How to Create Variables in METL
Environment Variables are available for the entire project. You can create them in the Manage Environment Variables dialog from the Project Menu:
Job and Grid Variables are defined for each job, so they will be created in the Manage Job Variables or Manage Grid Variables dialogs. You can open these by right clicking on the job in the explorer menu or by right-clicking the canvas inside the open job.
There are some settings that are common to all variables:
- Name: Give your variable a meaningful name.
- Type: This refers to the data type in which the variable is stored.
You can choose between Text, Numeric, DateTime and Data Structure. - Behaviour: This is referring to the way a variable is updated when used in multiple branches; for example, in a control structure or an iterator. You can choose between copied or shared. A copied variable will always start with the default value and keep any updates within the scope of the current branch. Each branch will get its own copy of the variable. A shared variable, on the other hand, will use any updates made throughout the entire job. It is shared over all branches.

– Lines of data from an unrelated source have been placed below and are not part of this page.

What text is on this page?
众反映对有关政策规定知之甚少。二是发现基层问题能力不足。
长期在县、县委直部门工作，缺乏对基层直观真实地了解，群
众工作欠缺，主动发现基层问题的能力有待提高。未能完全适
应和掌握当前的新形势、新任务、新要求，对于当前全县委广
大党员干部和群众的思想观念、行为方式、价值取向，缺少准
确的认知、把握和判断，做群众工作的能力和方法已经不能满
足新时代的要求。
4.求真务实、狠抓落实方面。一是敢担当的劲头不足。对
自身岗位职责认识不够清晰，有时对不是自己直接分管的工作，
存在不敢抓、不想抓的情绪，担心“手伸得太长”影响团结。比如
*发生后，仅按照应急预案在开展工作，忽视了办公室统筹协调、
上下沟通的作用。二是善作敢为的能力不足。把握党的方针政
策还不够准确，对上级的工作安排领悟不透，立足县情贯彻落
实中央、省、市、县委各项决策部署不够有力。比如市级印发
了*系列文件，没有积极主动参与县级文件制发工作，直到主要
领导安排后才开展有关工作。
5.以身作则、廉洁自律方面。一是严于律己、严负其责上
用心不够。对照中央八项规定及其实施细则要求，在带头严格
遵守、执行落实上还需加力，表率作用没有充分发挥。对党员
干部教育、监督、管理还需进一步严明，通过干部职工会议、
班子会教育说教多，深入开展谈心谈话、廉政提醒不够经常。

- Value: Here you can set the default value for the variable.
- Description: An optional description, this can be very valuable for documentation.
Now to the specific flavours of each variable type. The Manage Environment Variables dialog will have additional options depending on your environment setting. Each of your environments will have its own column in which you can specify the value that is used according to the currently selected environment. For example, if you have two environments named dev and test, you will have two additional columns also named dev and test.
The dialogs for Job and Grid Variables will provide also an additional option:
- Visibility: This is referring to the scope of the variable. You can choose between Private and Public. When set to Private, the variable is limited to the current job, meaning it can not be seen in other jobs when using the Run Orchestration or Run Transformation components. Using the Public option, you can hand them over between jobs which will be explained later in this post.
For Grid Variables you have two more sections:
- Columns: Here you can define the Name and the Type for each column.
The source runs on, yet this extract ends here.